For one thing, the camera needed to shut off every 15 minutes or so to avoid overheating,
especially in the 130-degree heat of Afghanistan. "There really wasn't any way around that," Dennis explains. "I only had one camera body, so I would just limit what I would shoot and only at the most important times would I let the camera roll. It was frustrating--some of the most interesting times I wanted to be filming more, the camera would shut itself off and there was nothing I could do except to let it cool. I also didn't know when I would have another chance to charge my batteries and I had a limited number of hard drives, so I had to carefully calculate how much I should be shooting to gauge the importance of everything that was happening around me and whether it was worth it to even turn the camera on or off."
Dust was also a major problem, Dennis says, and it nearly prevented him from getting those incredible shots from the opening of the film. "Just before the operation started, when all those helicopters were lifting off, there was this incredible amount of dust being stirred up," he recounts. "It got into the camera, and the shutter button got stuck in the down position. I only
had about two minutes before the helicopter I was supposed to be on was leaving, and I wasn't able to start recording.
"All these esoteric questions flooded into my mind like, 'What am I doing here if I can't document this? Should I even get on when I don't have my tools? What's the purpose of being here?' And I just took my fingernail and scratched the dust out of the shutter button to pop it back up. I was able to begin recording, and I stepped onto the helicopter and began the operation. So, cleaning it every single day, getting as much dust out as possible was critical."
Keeping things in focus was yet another challenge, particularly because Dennis wanted to shoot at a very shallow depth of field to achieve a cinematic look. "I wanted to be able to ... isolate the subject and direct the viewer to certain points in the frame," he explains. "So I shot almost everything at f2.8 in Afghanistan, and then back in North Carolina even shallower depth of
field, so f1.4, f1.2. At that depth of field, you're focused down to a couple of inches, so if anyone moved they'd go out of focus. So I had to re-rack or move with them, and with no auto focus, once you start recording my mind was constantly thinking about focus just my subject and keeping things sharp."

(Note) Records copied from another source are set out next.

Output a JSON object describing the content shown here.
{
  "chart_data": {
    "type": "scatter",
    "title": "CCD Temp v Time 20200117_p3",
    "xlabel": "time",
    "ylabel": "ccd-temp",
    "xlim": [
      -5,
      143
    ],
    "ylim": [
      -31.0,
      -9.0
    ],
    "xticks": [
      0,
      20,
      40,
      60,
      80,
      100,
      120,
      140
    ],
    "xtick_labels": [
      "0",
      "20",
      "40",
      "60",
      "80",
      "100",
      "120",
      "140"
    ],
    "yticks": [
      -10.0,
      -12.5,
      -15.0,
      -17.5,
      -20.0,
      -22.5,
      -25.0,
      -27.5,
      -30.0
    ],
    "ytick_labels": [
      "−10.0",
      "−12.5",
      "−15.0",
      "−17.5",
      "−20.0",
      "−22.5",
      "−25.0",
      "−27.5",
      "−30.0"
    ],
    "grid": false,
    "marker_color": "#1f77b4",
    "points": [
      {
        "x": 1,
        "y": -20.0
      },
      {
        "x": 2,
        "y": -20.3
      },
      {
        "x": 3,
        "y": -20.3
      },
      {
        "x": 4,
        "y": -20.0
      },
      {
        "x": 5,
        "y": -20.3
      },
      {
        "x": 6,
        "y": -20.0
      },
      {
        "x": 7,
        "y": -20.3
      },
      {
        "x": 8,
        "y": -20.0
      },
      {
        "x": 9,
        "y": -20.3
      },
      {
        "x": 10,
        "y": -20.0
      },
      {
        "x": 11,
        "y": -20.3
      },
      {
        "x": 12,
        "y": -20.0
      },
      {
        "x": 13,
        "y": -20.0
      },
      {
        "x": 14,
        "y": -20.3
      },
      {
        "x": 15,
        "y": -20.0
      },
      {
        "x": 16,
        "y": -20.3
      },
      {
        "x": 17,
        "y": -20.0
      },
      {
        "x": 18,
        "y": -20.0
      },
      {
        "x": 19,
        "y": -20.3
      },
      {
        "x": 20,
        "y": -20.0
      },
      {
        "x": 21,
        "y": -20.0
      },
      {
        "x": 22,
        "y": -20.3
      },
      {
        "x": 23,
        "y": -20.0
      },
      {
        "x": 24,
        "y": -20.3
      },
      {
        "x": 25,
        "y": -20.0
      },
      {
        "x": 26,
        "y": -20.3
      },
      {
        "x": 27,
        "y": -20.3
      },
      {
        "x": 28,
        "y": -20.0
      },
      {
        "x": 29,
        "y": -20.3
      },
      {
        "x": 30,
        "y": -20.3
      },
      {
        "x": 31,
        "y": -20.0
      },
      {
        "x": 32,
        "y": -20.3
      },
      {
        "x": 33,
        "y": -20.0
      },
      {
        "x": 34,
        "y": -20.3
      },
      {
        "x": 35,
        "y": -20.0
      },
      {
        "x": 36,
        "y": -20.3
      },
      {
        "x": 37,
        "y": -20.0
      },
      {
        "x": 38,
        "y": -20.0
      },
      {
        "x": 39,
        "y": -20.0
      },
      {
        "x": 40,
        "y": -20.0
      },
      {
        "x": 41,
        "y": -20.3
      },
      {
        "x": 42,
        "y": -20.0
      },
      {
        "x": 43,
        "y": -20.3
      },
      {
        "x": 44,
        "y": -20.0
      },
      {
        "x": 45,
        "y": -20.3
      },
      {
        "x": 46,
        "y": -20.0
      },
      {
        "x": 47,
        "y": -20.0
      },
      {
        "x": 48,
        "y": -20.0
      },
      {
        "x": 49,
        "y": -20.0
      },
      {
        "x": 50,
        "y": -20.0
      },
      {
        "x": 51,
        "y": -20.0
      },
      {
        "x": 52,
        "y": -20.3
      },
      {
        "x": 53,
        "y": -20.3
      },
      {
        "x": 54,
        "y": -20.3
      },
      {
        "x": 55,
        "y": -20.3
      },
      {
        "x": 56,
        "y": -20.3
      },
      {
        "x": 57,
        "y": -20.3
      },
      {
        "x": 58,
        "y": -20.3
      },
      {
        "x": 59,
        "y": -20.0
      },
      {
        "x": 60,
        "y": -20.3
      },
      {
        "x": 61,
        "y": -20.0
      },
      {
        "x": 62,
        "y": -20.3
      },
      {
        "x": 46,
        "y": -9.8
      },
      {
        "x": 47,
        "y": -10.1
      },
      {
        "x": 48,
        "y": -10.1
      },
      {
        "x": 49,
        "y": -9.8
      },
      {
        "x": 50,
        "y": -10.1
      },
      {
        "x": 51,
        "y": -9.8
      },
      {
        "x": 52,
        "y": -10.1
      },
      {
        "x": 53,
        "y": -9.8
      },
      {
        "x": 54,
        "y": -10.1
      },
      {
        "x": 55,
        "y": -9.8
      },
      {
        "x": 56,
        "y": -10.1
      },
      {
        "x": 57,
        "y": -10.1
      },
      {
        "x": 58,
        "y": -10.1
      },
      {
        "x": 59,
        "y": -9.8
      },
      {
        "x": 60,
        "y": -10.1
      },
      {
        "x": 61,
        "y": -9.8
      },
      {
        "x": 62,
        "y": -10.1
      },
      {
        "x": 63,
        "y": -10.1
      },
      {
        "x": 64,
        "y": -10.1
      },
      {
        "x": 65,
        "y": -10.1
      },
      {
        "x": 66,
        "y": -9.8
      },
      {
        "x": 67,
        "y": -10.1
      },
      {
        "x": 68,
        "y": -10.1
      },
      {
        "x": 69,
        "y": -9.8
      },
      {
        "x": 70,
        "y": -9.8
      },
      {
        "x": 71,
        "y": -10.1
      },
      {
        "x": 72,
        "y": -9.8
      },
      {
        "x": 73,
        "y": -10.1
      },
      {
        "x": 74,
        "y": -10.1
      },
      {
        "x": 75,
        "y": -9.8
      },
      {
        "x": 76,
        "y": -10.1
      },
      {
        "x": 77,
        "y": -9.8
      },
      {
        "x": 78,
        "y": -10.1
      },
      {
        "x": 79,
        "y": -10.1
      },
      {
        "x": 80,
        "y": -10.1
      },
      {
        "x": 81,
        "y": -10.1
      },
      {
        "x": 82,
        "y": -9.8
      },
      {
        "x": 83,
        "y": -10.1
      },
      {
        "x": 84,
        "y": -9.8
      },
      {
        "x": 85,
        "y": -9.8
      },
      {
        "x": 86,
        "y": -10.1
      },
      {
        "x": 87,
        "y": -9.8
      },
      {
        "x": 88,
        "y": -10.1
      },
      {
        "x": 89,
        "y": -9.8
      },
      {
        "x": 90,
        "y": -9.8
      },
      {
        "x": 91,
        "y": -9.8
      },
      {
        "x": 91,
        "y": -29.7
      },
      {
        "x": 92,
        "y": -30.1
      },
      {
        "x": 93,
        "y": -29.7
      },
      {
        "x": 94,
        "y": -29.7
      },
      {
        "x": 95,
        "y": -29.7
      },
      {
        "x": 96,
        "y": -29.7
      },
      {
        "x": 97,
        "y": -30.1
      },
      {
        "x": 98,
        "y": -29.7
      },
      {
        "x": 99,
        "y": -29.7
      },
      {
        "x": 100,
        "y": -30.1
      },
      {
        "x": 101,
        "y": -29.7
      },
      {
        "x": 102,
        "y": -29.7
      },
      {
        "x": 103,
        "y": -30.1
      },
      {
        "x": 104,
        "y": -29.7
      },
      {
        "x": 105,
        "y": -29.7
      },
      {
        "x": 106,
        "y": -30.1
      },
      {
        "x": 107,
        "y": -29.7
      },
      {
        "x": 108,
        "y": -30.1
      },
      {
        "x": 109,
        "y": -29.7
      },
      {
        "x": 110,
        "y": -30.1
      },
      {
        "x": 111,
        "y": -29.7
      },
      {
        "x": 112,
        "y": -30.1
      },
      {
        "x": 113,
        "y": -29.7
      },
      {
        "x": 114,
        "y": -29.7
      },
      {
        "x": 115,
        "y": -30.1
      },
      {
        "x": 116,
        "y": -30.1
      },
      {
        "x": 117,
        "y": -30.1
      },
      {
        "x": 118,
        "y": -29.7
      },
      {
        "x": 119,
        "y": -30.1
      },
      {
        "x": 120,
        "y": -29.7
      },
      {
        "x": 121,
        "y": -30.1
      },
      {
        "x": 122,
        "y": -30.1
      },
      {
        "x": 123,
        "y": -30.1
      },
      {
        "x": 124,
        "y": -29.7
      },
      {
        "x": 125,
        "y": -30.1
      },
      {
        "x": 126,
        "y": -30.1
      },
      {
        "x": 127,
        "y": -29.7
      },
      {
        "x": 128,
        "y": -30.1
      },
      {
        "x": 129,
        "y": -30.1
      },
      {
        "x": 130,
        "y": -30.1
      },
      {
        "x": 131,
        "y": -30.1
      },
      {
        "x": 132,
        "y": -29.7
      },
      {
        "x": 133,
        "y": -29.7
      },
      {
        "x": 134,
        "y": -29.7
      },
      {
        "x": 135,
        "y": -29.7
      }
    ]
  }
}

To do this, Dennis says the technicalities of the job have to become second nature. "Your fingers need to work with your mind in a way that doesn't require explicit thinking. It just automatically changes the exposure or the focus. Your tool has to become an extension of you."
But aside from all the specific technical challenges that he overcame, the question of motivation still remains. Where does the drive to go to such great lengths and at such great personal risk to achieve the aesthetic of this film? Turns out the answer lies in his background as a photographer: "It was the past work of other war photographers--mostly from Vietnam, Bosnia and Rwanda," he says. "I wanted to follow in that tradition of trying to contribute images that could burn into the collective consciousness and try to inform others of those realities and try and show what mistakes that society had made so that we don't repeat them.
"And it's very important to always be looking towards new technology to try to shake people from their indifference. It's easy to think of these wars as distant and complex and far away and as an abstraction, that they don't really affect our daily lives. So we do need stories to try to bring this war close to home."
Hell and Back Again is current screening at Film Forum in New York, through Docurama Films; the film opens in Los Angeles on October 14 at the Laemmle Monica, with additional opening dates scheduled through November.
Sarah Keenlyside is a Toronto-based producer and writer.